You have just a JoVE video on Central Venous Catheter insertion into the Internal Jugular vein under ultrasound guidance. You should now have a better understanding of the essential preparatory and procedure steps of this technique, as well as the benefits and risks of establishing central venous access at this anatomical location. As always, thanks for watching!
Applications and Summary
Central venous access is a frequently performed procedure in patients with critical illness. It is an invasive procedure and requires an informed consent that clearly discusses the procedure, the potential risks, the potential benefits, and alternatives.

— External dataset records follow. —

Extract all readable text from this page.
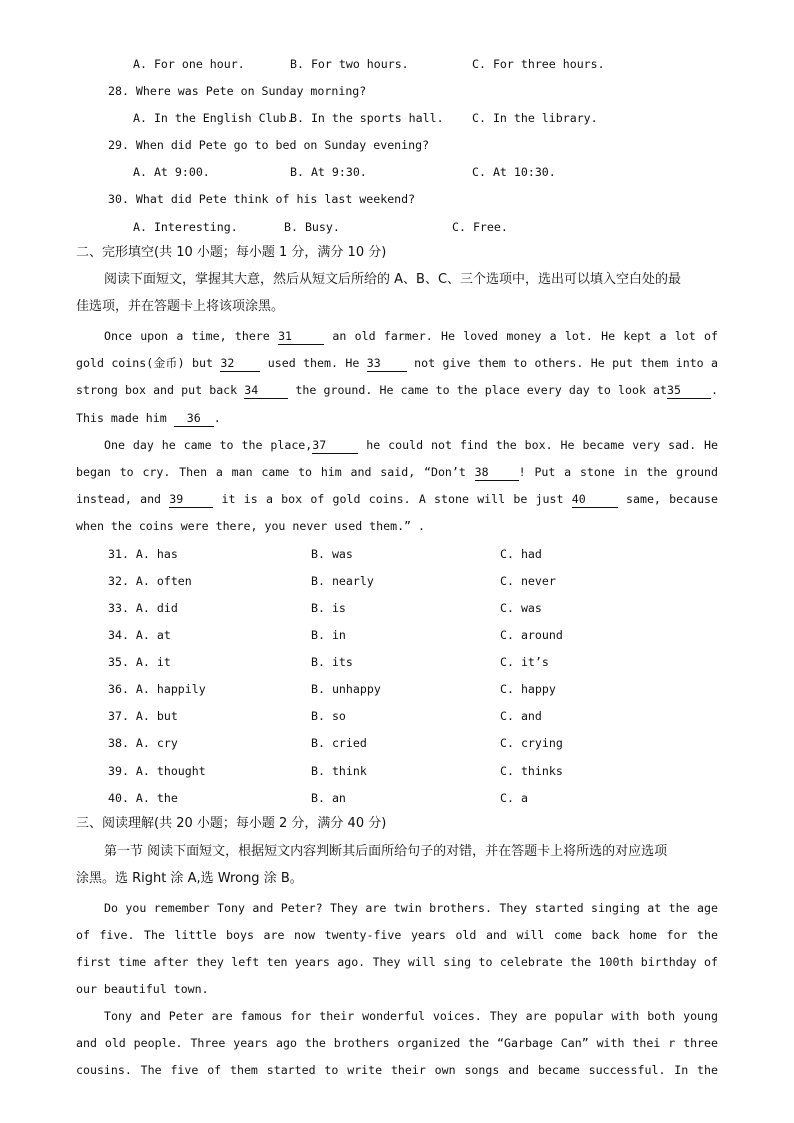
A. For one hour.	B. For two hours.	C. For three hours.
28. Where was Pete on Sunday morning?
A. In the English Club.
B. In the sports hall. C. In the library.
29. When did Pete go to bed on Sunday evening?
A. At 9:00.	B. At 9:30.	C. At 10:30.
30. What did Pete think of his last weekend?
A. Interesting.	B. Busy.	C. Free.
二、完形填空(共 10 小题；每小题 1 分，满分 10 分)
阅读下面短文，掌握其大意，然后从短文后所给的 A、B、C、三个选项中，选出可以填入空白处的最
佳选项，并在答题卡上将该项涂黑。
Once upon a time, there 31	an old farmer. He loved money a lot. He kept a lot of
gold coins(金币) but 32	used them. He 33	not give them to others. He put them into a
strong box and put back 34	the ground. He came to the place every day to look at35	.
This made him 36 .
One day he came to the place,37	he could not find the box. He became very sad. He
began to cry. Then a man came to him and said, “Don’t 38	! Put a stone in the ground
instead, and 39	it is a box of gold coins. A stone will be just 40	same, because
when the coins were there, you never used them.” .
31. A. has	B. was	C. had
32. A. often	B. nearly	C. never
33. A. did	B. is	C. was
34. A. at	B. in	C. around
35. A. it	B. its	C. it’s
36. A. happily	B. unhappy	C. happy
37. A. but	B. so	C. and
38. A. cry	B. cried	C. crying
39. A. thought	B. think	C. thinks
40. A. the	B. an	C. a
三、阅读理解(共 20 小题；每小题 2 分，满分 40 分)
第一节 阅读下面短文，根据短文内容判断其后面所给句子的对错，并在答题卡上将所选的对应选项
涂黑。选 Right 涂 A,选 Wrong 涂 B。
Do you remember Tony and Peter? They are twin brothers. They started singing at the age
of five. The little boys are now twenty-five years old and will come back home for the
first time after they left ten years ago. They will sing to celebrate the 100th birthday of
our beautiful town.
Tony and Peter are famous for their wonderful voices. They are popular with both young
and old people. Three years ago the brothers organized the “Garbage Can” with thei r three
cousins. The five of them started to write their own songs and became successful. In the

The use of ultrasound has increased the frequency with which CVCs are placed in the IJ vein. This is because the safety profile has markedly increased with ultrasound visualization, while the infection rate is less than that associated with femoral placement and close to that of subclavian. Additionally, an accidental arterial puncture is readily compressible at this site, unlike the subclavian vein.
Similar to other sites for CVC access, IJ CVCs carry the risk of local and systemic infection, arterial puncture and bleeding, and thrombosis. There exists a risk of pneumothorax and tracheal puncture for IJ insertion as well. These risks are minimized with full barrier sterile precautions and ultrasound guidance.